Ballad of the Thin Man

TommyT stopped by last month to check out his board before it headed up to the Fattyshack.
“Too thick” he said, turning it over on the racks.
I thought for a moment. “I wouldn’t go any thinner,” I said. TommyT’s about one-night-of-drinking shy of 200Lbs.
“Too chunky,” he replied, sighting the board down from the nose. “Chunky monkey.”
“It’s pretty well blended…”
“Chunky funky.”
“The foil’s spot-on—“
“Chunkin’ donuts,” he said, moving toward the tail. “Chunk in the trunk. Reverse slam chunk. You chunk my battleship…” and so on, seemingly oblivious of my presence.
I told TommyT I’d be happy to thin it out a bit.
“Thin it out by half,” he said, sighting a rail.
That would have netted TommyT a ¾ ” thick board, but TommyT’s not a numbers guy, so I said OK and handed over a mask so he could watch.

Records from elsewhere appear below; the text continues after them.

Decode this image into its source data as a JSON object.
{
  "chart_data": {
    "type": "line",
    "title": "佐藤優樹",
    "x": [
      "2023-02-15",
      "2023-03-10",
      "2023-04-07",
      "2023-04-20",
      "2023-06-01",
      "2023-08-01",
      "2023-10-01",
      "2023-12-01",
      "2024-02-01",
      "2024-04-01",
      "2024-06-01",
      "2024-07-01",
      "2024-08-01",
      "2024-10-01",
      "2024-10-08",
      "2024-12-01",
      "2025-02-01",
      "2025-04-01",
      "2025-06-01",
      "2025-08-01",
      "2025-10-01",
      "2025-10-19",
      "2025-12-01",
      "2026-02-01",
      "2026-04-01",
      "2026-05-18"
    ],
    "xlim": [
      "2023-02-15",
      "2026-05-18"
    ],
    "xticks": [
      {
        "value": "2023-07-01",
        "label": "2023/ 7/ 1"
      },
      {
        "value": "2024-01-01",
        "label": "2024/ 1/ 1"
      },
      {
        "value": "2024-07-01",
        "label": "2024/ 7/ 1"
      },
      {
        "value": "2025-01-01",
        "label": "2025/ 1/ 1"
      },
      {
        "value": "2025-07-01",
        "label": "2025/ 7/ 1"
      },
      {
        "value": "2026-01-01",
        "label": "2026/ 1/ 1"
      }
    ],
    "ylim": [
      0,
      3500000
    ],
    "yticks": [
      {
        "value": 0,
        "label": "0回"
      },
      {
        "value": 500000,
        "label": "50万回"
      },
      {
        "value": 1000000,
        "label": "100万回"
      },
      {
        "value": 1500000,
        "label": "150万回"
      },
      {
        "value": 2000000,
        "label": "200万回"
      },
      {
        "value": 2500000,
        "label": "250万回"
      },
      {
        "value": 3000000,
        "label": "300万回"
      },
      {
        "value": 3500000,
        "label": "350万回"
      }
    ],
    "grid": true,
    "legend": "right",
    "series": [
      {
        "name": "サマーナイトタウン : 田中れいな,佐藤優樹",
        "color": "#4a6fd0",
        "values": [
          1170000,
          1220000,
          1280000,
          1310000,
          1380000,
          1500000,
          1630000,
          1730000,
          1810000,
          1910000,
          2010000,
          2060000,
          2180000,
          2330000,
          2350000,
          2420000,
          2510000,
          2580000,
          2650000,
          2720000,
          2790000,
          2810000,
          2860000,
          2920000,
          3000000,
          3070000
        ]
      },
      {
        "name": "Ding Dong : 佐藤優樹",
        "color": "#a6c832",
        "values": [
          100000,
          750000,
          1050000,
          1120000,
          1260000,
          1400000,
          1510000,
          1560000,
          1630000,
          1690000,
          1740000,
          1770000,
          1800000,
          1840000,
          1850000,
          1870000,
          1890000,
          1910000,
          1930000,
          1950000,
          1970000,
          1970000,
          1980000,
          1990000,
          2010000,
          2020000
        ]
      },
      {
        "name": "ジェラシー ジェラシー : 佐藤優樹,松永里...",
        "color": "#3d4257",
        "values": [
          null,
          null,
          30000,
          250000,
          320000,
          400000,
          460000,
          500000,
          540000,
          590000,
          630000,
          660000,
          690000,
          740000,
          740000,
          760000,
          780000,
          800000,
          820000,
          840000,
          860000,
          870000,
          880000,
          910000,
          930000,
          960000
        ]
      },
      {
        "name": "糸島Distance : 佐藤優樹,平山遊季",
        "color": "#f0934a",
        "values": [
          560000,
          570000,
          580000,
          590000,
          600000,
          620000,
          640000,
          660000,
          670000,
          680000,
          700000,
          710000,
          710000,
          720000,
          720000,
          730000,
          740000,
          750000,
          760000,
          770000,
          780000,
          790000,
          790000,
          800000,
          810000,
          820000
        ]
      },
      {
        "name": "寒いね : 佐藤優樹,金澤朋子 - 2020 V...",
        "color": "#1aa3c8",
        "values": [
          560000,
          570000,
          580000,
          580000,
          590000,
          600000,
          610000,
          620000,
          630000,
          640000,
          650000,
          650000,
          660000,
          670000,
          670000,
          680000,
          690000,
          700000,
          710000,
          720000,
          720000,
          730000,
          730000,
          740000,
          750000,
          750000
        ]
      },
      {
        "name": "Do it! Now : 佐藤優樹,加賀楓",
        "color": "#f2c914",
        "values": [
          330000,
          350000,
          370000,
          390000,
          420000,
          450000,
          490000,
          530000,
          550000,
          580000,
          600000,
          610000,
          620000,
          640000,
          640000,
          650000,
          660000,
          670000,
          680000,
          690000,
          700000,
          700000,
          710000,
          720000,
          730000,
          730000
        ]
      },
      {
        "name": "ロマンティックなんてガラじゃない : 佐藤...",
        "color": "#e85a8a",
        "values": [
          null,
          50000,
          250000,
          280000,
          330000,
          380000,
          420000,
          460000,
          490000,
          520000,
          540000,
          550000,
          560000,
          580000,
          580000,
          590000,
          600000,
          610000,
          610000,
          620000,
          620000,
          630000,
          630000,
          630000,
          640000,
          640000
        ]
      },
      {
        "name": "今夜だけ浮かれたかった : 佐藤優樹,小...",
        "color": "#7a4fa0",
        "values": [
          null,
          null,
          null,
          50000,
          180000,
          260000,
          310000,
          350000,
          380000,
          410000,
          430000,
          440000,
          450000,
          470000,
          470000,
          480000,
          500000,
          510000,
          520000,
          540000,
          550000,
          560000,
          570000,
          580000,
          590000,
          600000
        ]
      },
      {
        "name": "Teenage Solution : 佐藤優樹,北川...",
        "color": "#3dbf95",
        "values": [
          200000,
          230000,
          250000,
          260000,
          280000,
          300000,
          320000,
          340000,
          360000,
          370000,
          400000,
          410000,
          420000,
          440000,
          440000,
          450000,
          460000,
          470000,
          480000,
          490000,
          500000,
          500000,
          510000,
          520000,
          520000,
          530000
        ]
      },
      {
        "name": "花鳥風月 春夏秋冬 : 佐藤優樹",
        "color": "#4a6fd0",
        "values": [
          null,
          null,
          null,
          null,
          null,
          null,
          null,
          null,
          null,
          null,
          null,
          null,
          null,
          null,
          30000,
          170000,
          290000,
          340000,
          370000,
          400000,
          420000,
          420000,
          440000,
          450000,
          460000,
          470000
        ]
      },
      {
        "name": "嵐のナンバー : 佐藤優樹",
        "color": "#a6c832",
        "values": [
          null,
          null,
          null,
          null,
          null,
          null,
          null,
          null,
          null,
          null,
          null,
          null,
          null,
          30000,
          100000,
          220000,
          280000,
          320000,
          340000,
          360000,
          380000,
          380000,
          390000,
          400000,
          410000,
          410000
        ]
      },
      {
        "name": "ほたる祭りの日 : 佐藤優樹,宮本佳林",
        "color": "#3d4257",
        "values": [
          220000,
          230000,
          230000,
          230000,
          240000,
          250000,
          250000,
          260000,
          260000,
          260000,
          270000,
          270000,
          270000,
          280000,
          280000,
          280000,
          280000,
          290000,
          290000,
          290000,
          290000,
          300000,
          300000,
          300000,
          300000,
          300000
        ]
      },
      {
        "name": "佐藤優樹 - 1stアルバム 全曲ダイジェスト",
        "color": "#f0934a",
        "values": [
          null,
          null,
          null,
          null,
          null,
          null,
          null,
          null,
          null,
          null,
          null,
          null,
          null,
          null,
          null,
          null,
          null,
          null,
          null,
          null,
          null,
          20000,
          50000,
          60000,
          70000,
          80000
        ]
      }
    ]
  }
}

“Thinner,” he said occasionally. “Like a coffee table. Like twenty pages stapled together. Maybe fifteen.”
I asked him if he’d ever surfed a board like this in the adult stages of his life.
“Nope.”
“It’s going to be under water when you paddle.”
“So?”
This was a good point. TommyT’s 6’4” with arms like telephone poles. He could probably paddle a car door into overhead beachbreak and never feel a thing.
I got to work, and a half-hour later offered the newly-reduced item for his inspection.
“Tail’s too thick,” he said. “Thick as a brick.”
I paused.
“Thick Cheney. Thick Van Dyke.”
I took a deep breath.
“Thickie Don’t Lose That Number.”
“Any thinner and you’re going to have problems getting into waves,” I said.
“So?”
Another good point—his board, not mine.

Twenty minutes later and it was done. The tail was thinner than a CD and the rails sported a dime-size radius, but TommyT was stoked. He pulled a beer out of his back pocket and cracked it, grinning.
“Think I’ll be able to get up on it?”
“No.”
“Imagine what it would be like if I could!” He said. “I’d friggin rip!”

TommyT’s 6’1” hi-pro quad fish, fresh resinwork from the Fattyshack, ready for ripping.

Feels good to be back on the West Coast!